Automation Rules
Use the Automation Rules tab to view the rules that have been created, the type of rule, who created the rule, and when it was last modified.
Manage Rules
-
To modify an existing rule, click the name of the rule.
-
Click the Off/on toggle switch to enable or disable the rule. If an enabled rule is showing a Started-polling status in the associated workflow's properties, then when you disable the rule, its status changes to Stopped-polling.
-
Click the
(Ellipsis) icon in the Actions column and Delete to delete a rule, which will also remove it as a trigger from any workflow associated with the rule.
Rule Type
For rules of incident type, you have the option to group them together and arrange them in order of priority.
Incident Rules
Under Rule Type, click Incident Rules to view two tables:
The top table, Priority Incident Rules, lists the rules of incident type that have been prioritized.
The bottom table, Standalone Incident Rules, lists rules of incident type that have not been prioritized.
-
You can reorder the rules by dragging and dropping them or by using the Actions menu to move them up or down. This top-down order allows higher-priority rules to be evaluated, and their associated workflows can be triggered, before others.
-
It's possible for a single event to trigger multiple rules, if the conditions in those rules are met. So by prioritizing rules in a group, you also gain the option to stop processing additional rules. This helps avoid having multiple rules and their associated workflows be triggered by the same event.
-
Stop processing - If you don't want to process any rules listed under this rule in the priority list, switch this toggle on to stop further processing.
-
To verify that the rules are executing by design, you can look for their workflow executions on the Runs page, or go to the Workflows page and click View Runs for the workflow in question. Note that rule priority will not work if you have multiple rules assigned to the same workflow.
-
The maximum number of incident rules that can be prioritized is 25.
For more information, see the Incident Rule Help topic.
Other Rules
Under Rule Type, click Other Rules to list all other types of rules.
-
To find a specific rule, enter a keyword or name in the Search text box.
-
You can also select the type of rule you want displayed in the table from the Type drop-down list.
Configure Rules
To add a trigger to a workflow, configure a new or existing rule and associate it with the workflow.
-
Choose Automate > Triggers in the navigation menu
-
In the Automation Rules tab, click Add Automation Rule to create a new rule.
-
In the General section, click the Type drop-down list and choose one type of rule:
-
(Optional) You can limit when a rule's workflows would be run by adding a condition to the rule in which you specify a calendar. Then, only events that happen within (or outside of) this window and pattern of time can trigger the rule to execute its associated workflows. When creating or editing the rule, add a condition with the following:
Property - Choose a date-time field such as Timestamp or Event Received Time.
Comparison - Choose either During or Not During to check whether the date-time is within or outside of the parameters defined in the calendar.
Value - Choose a previously-configured or new calendar.
Note: When configuring rules, keep in mind that it is possible for a single event to trigger multiple rules, if the conditions in those rules are met. We recommend that you configure exclusive rules to avoid having multiple rules and their associated workflows be triggered by the same event.
Workflow Properties
After you enable or create a rule, it is displayed in the Automation Rules section of the associated workflow's properties.
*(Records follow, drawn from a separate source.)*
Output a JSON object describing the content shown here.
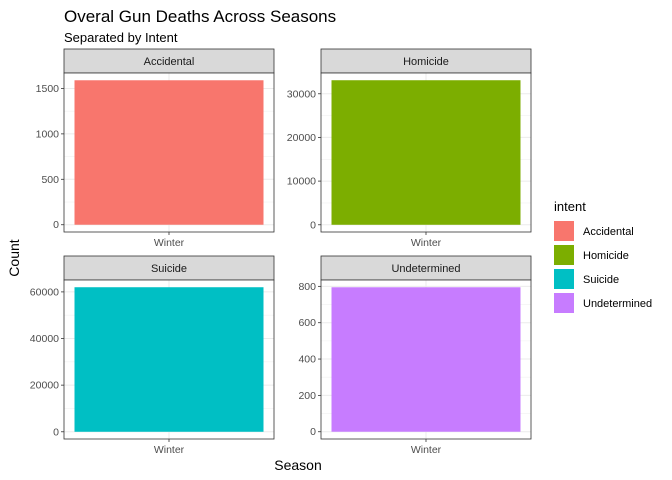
{
  "chart_data": {
    "type": "bar",
    "title": "Overal Gun Deaths Across Seasons",
    "subtitle": "Separated by Intent",
    "xlabel": "Season",
    "ylabel": "Count",
    "legend": {
      "title": "intent",
      "position": "right",
      "entries": [
        {
          "label": "Accidental",
          "color": "#F8766D"
        },
        {
          "label": "Homicide",
          "color": "#7CAE00"
        },
        {
          "label": "Suicide",
          "color": "#00BFC4"
        },
        {
          "label": "Undetermined",
          "color": "#C77CFF"
        }
      ]
    },
    "grid": true,
    "facets": [
      {
        "strip": "Accidental",
        "categories": [
          "Winter"
        ],
        "values": [
          1590
        ],
        "ylim": [
          -80,
          1670
        ],
        "yticks": [
          0,
          500,
          1000,
          1500
        ],
        "color": "#F8766D"
      },
      {
        "strip": "Homicide",
        "categories": [
          "Winter"
        ],
        "values": [
          33100
        ],
        "ylim": [
          -1655,
          34755
        ],
        "yticks": [
          0,
          10000,
          20000,
          30000
        ],
        "color": "#7CAE00"
      },
      {
        "strip": "Suicide",
        "categories": [
          "Winter"
        ],
        "values": [
          62000
        ],
        "ylim": [
          -3100,
          65100
        ],
        "yticks": [
          0,
          20000,
          40000,
          60000
        ],
        "color": "#00BFC4"
      },
      {
        "strip": "Undetermined",
        "categories": [
          "Winter"
        ],
        "values": [
          795
        ],
        "ylim": [
          -40,
          835
        ],
        "yticks": [
          0,
          200,
          400,
          600,
          800
        ],
        "color": "#C77CFF"
      }
    ]
  }
}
Open the workflow in the Workflow Editor, and scroll down the Workflow Properties until you see Automation Rules.
You can click on the rule name to view or edit and save the rule. You can click a rule's toggle switch to turn the rule-workflow association either on or off. When a rule's toggle switch is clicked to on, the association between the rule and this workflow is activated, so that this workflow is enabled to automatically run when the rule conditions are met.
The table below shows the possible statuses of the legacy triggers that have been deprecated and what they mean.
| Status | Description |
|---|---|
| Created | The trigger was created but has not started listening for events yet. |
| Started-polling | The trigger is running normally and waiting for events. |
| Stopped-polling | The trigger is disabled. |
| Paused-polling | The trigger is paused due to rate-limiting. |
| Errored | The trigger encountered an error and is not running. This could be due a configuration issue with the trigger or related targets. Verify the configuration and try disabling/re-enabling the trigger. |
| Update-in-progress | A change has been made to the trigger and is currently being saved. |
| Disabled | The trigger is disabled. |
Workflow Status
In order for an associated workflow to run, the workflow must be in a valid state (the validation button should say Validated in the Workflow Editor).
The status of an executed workflow, such as when it started and failed or completed, gets added to Incidents > View Incident Detail > Worklog > Notes. For example:
Thresholds and Limits
The system automatically aggregates the number of times external triggers are used across workflows.
External events can trigger workflows up to 5,000 times per day (within each 24-hour period based on UTC time). This threshold is cumulative across all external event type triggers. When 90% of the daily limit is reached, you receive a notification in the XDR header. This limit does not apply to other workflow execution methods such as clicking the Run button or using a schedule.